Hadhâra, ‘umrân : une approche anthropologique

Pour un auteur, il existe plusieurs manières de distinguer son objet d’étude, en l’occurrence un pays, entre autres en mettant en valeur sa supériorité dans un domaine particulier ou en insistant sur ses richesses, sur le rôle de ses souverains ou de ses savants. L’intérêt d’Ibn Khaldûn pour les différents domaines de l’activité humaine qu’il a étudiés théoriquement dans la Muqaddima, l’a amené à expliciter sa théorie à travers des exemples concrets. Ceux qui se rapportent à l’Ifrîqiyya la situent clairement selon différents critères et un passé bien cerné. Des frontières mouvantes, aux arts culinaires en passant par l’éducation, l’image de l’Ifrîqiyya est tantôt reluisante, tantôt terne.

Soucieux de comparer les différentes régions du monde musulman, Ibn Khaldûn écrit : «C’est également le cas de Tunis, dont la civilisation urbaine fut l’œuvre de l’Etat des Sanhâja et de celui de leurs successeurs, les Almohades. Les arts s’y développèrent dans tous les domaines, quoique à un degré moindre qu’en Andalus. Elle bénéficia en outre de l’influence des arts égyptiens, due à la proximité de l’Ifrîqiyya et de l’Egypte et aux visites que faisaient les voyageurs tunisois en Egypte chaque année (…) Aussi Tunis eut-il des usages qui ressemblaient aussi bien à ceux de l’Egypte…qu’à ceux de l’Andalus, du fait que la majorité de ses habitants étaient venus de l’Andalus oriental, au moment de leur exil au VIIe [XIIIe] siècle. De cela il lui reste encore quelque chose, quoique sa civilisation actuelle ne corresponde plus à son ancien état»[15]. Cette  longue citation situe clairement l’Ifrîqiyya par rapport aux deux repères de l’auteur. Il rêvait déjà d’aller en Egypte où «la civilisation elle-même est démesurée… Et l’on y trouve bien d’autres métiers qui n’existent pas chez nous, au  Maghreb, parce que la civilisation des villes maghrébines n’est pas aussi développée que celle de l’Egypte et du Caire»[16]. Le troisième repère pour compléter cette «échelle khaldounienne» est le Maghreb dont le développement est inférieur à celui de l’Ifrîqiyya.

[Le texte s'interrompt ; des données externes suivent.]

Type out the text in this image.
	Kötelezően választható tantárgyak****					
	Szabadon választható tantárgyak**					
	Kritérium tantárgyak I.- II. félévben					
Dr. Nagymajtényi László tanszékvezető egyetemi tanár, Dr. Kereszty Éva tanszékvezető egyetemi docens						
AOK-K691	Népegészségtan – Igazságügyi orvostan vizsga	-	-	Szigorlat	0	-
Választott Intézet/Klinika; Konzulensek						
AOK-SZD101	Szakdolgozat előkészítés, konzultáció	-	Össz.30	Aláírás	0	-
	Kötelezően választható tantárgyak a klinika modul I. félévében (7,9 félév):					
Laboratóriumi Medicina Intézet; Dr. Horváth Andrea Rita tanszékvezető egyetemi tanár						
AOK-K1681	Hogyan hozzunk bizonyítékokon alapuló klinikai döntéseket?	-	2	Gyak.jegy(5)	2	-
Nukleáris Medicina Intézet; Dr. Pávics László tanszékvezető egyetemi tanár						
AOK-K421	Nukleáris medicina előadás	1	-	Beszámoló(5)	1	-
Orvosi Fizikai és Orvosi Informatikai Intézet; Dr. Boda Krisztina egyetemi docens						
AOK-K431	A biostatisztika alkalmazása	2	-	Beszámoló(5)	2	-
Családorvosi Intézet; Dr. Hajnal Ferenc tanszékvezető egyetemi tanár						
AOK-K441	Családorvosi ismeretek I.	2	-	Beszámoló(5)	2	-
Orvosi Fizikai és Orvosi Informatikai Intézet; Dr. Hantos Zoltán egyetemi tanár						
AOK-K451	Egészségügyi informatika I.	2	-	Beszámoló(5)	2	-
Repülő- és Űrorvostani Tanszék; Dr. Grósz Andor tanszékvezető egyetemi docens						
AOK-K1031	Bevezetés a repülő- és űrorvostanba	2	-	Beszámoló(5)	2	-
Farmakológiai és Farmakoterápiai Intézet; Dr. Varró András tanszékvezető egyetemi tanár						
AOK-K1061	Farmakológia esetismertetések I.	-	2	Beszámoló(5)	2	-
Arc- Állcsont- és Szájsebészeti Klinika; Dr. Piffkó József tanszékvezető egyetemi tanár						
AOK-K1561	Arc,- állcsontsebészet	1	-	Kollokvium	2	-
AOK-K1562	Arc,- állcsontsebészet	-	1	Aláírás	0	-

Le savoir et sa transmission font les pays

Critiquant les méthodes d’enseignement et son contenu au Maghreb et en Ifrîqiyya, Ibn Khaldûn «délimite négativement» son territoire. En effet, il établit un bilan désastreux de la situation de l’éducation et de l’enseignement en Ifrîqiyya[17]. Au bout du compte, il fait ressortir une image terne, où il définit l’Ifrîqiyya (et le Maghreb) négativement, en la reconnaissant à travers le niveau de son enseignement (enseignants, étudiants, programmes). Contrairement à l’Egypte où l’art de la transmission persiste, au Maghreb «… la science est presque en train de s’éteindre complètement…»[18]. Le déclin du savoir est expliqué par la régression de la civilisation[19]. En poussant plus loin la démonstration, Ibn Khaldûn s’attaqua à une idée reçue, selon laquelle  ahl al-Mashriq sont plus intelligents que les Maghrébins et que l’âme raisonnable des premiers  est naturellement supérieure. Selon certains Maghrébins, «(…) la différence qui existe entre eux et nous est une différence dans la réalité humaine. Mais il n’en est pas ainsi (…). Quant à la supériorité des Orientaux sur les Maghrébins, elle tient au surplus d’intelligence dû à l’influence qu’exerce la civilisation urbaine sur l’âme»[20]! Cette lucidité qui apparaît au niveau de ce constat nuancé prouve bien que l’auteur déplorait en fait cette infériorité acquise et non innée, comme semblait profondément le croire les Maghrébins.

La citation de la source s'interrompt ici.